Hello guys! I want to talk a widely used metric, specially in time series modelling, which it is MAPE.
Why MAPE is used
MAPE is a largely used metric because has the following benefits:
- It is a percentage metric; so, it can be used to compare time series with different units.
- It is largely used. People specially from other fields use it without knowing that are using it because it is so straight forward and natural.
I will give an example for the last bit: Let’s suppose that a salesperson had to sell 100 pairs of boots, but he sold 80, so how far is he from the target? Well, (80-100)/100 = -0,20 = -20%. So the salesperson is 20% far from the target. The formula for MAPE can be described as:
\[\text{MAPE} = \frac{\sum_{i=1}^{n} \left| \frac{y_i - \hat{y}_i}{y_i} \right|}{n}\]
which is so intuitive. However, behind this popularity, MAPE has several pitfalls, specially when working with high number of time series at the same time:
BUT:
MAPE is a biased metric:
To give a simple example, let’s suppose that our ypred is 100; if the yreal is 150, we have a MAPE equals to 0.33, in contrast to MAPE equals 1 if yreal is 50. So, MAPE will always push toward to biased underforecasting.
The following table illustrate this:
| y_true | y_pred | MAE | MAPE | MSE |
|---|---|---|---|---|
| 100 | 150 | 50 | 0.50 | 2500 |
| 100 | 50 | 50 | 0.50 | 2500 |
| 150 | 100 | 50 | 0.33 | 2500 |
| 50 | 100 | 50 | 1.00 | 2500 |
Check that MAE and MSE behave as expected (they don’t bias for under/over forecasts).
MAPE is not define when y_true is zero
The denominator of mape is y_true.
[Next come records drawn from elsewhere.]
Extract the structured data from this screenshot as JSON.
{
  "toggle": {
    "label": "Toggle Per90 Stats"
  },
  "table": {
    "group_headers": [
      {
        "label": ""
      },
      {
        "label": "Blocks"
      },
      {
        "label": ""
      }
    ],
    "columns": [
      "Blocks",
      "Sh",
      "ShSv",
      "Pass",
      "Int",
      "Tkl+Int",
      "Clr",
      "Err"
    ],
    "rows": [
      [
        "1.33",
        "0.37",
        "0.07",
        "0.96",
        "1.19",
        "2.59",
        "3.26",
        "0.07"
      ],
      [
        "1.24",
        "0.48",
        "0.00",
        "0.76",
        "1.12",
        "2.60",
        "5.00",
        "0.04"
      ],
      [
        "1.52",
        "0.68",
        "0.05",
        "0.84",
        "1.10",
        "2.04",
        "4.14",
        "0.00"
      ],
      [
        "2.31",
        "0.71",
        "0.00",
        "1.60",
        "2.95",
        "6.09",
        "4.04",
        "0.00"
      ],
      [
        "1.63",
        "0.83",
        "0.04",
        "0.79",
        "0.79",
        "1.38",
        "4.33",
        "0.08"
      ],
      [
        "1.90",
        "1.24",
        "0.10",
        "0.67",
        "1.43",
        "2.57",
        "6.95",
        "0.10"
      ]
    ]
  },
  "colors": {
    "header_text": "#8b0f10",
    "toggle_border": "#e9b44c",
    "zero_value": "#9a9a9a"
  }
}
So, MAPE might return NaN on your programming software or Inf. In order to “fix” it, what many people do is to set y_true to a small value near to zero, which is what sklearn.metrics.mean_average_percentage_error do (setting y_true to \(2.22x10^-16\)). But it gives other problems: 1. Setting y_true to \(2.22x10^-16\) will lead to a even higher MAPE number; 2. You will never know a “true” value of the error for this series; 3. Your prediction will be compromised even if your predictions are really good (let’s say 0.00001); 4. If you need to aggregate the metric of this series with other series, your comparison will be compromised because the resulting MAPE will be towards a very high number.
In practical terms, see how MAPE will behave if for a true value of 0, we set 9E-17 for the last two rows of the table:
| y_true | y_pred | MAE | MAPE | MSE |
|---|---|---|---|---|
| 0 | 0.5 | 0.5 | #DIV/0! | 0.25 |
| 0 | 1.5 | 1.5 | #DIV/0! | 2.25 |
| 9E-17 | 0.5 | 0.5 | 5.55x10^15 | 0.25 |
| 9E-17 | 1.5 | 1.5 | 1.67x10^16 | 2.25 |
Check that MAE and MSE behave as expected (are not impacted when y_true is zero or 9E-17).
Others also don’t calculate the forecast for these points, but you will end up with same problem as number 2.
MAPE does not minimizes the error towards the mean value
This is not a pitfall, but it is a warning, because usually people want to be right on average, and this is not what MAPE does. In contrast, it will give a prediction towards a biased median, if I can so.
A very good resource to read about is shortcomings of MAPE, that will lead to many other resources.
Alternatives
In order to overcome the asymmetry problem of MAPE, sMAPE and other adjusted MAPEs were proposed, but no one of them have good properties: they are still undefined if y_true and y_pred are zero, check it out.
A really good alternative for this scenario is to use rRMSE, which is the relative Root mean squared error. All you need to do is to divide the RMSE by a value that will be used as a reference of your data. If we think on a time series problem, we can take the average value of all values of a series, or the last points equal to the length of the forecast, or any other length.
With it, you can have a unbiased metric, defined at zero, that it is easy to read and understand, because it is a percentage.